Who owns music I paid for?  Did I buy a piece of plastic, or the music, when I bought a record album for $14 in 1979?  Technology and internet have turned the bards of the street into billionaires.  They were also-rans for the social position of waste tosher and rag picker.   I see many social pariah jobs changing.

That's ultimately the problem with socialism and communism, the "authority" doesn't have balance from the corporations, and the social leverage of priests and pariahs is at some level a king-of-the-hill pissing match.  This is all a massive balancing act, and the ethics of the standards we set are leveraged by how we assume others will act given the same categorical imperative.   (I have recently written a blog on Immanuel Kant which is so obtuse and inside-baseball that I'm quite afraid to post it).

The musical selection above, Grateful Dead covering both Traffic's Dear Mr.
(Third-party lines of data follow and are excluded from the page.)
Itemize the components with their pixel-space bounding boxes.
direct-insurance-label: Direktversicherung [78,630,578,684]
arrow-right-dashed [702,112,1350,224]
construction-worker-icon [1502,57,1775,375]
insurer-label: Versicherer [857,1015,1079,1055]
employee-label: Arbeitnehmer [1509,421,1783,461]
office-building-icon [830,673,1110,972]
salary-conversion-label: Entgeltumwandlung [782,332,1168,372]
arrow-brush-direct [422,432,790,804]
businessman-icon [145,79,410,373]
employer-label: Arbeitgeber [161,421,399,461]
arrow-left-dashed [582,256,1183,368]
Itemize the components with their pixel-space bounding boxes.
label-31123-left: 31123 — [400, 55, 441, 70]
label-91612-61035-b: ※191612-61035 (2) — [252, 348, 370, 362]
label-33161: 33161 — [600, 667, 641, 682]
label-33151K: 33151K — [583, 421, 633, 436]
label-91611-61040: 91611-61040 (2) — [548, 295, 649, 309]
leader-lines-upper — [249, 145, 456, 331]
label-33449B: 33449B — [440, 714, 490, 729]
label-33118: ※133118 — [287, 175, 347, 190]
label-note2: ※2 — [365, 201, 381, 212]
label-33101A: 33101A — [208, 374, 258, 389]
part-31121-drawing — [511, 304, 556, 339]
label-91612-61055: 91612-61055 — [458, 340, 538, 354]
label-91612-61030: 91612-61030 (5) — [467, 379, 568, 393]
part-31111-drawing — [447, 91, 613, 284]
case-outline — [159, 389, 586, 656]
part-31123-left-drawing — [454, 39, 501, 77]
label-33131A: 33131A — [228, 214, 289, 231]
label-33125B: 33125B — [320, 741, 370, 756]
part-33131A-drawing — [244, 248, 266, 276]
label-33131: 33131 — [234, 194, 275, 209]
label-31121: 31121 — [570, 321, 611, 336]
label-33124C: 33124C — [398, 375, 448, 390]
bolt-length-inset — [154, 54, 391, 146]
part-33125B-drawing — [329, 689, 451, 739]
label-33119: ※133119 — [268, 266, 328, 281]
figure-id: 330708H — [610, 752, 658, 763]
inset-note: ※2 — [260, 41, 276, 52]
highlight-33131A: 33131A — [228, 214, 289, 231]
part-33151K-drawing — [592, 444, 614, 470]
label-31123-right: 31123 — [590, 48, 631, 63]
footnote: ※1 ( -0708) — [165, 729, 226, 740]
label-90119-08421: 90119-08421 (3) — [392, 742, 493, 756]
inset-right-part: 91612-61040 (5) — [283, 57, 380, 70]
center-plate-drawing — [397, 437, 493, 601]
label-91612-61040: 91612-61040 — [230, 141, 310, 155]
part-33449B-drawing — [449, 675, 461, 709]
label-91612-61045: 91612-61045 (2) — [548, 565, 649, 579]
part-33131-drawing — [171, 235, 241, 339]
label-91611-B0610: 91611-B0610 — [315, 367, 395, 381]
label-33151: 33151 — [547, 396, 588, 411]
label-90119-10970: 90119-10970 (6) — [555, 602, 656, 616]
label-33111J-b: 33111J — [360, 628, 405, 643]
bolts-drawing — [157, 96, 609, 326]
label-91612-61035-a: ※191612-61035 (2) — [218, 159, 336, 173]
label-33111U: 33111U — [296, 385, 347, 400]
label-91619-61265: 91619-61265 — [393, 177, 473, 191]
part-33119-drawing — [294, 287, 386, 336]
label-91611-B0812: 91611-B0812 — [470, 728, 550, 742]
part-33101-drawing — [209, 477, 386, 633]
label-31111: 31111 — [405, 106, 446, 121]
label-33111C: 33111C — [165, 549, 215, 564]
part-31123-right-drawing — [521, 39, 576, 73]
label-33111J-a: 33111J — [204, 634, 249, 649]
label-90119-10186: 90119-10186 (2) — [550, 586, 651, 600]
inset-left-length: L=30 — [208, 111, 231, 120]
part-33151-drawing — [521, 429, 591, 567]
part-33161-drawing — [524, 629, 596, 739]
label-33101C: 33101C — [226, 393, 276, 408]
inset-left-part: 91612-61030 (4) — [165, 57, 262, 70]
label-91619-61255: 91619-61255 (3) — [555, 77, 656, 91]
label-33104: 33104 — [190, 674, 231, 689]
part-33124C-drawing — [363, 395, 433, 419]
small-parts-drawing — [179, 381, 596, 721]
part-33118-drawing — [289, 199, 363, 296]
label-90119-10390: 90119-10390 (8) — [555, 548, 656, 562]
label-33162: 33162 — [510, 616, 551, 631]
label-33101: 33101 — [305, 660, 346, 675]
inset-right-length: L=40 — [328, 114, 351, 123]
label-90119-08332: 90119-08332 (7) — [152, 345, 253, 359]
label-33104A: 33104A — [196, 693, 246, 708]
Fantasy and the Beatles Hey Jude, found on youtube, is a window on Robin Ingenthron.   It's distinctly grateful dead, but its cover of other musicians works, and it was allowed to be freely cassette taped by the audience during the Dead Concert reign.   The Dead are Way More Popular than Metallica, the arch enemy of sharing and I will always click "dislike" on any Metallica tune I didn't pay for, so I won't hear it, just as they like.  They can sell their skittles elsewhere.  That's not a boycott of Metallica, or a law keeping other people from listening to them.  I just have a hunch the Grateful Dead will do better in the wiki-free-Market.

A digression about the growing popularity of South Korean trance rock bands awaits... I hear a buzz in the discos of Lima...

That's enough for now.  What I really like is how economics, attraction, social sharing, and ethics interact in the formation of policy.   A certain percentage of (non-readers generally) find it banal to connect ideas philosophically which are distinct.  A certain percentage don't understand the connections.  For me, I feel like digression is the difference between swimming in an ocean and swimming in a pool.   There is danger in the ocean, but it's also just a wild and wonderful experience that you don't find a the pool.  I like thinking in the ocean.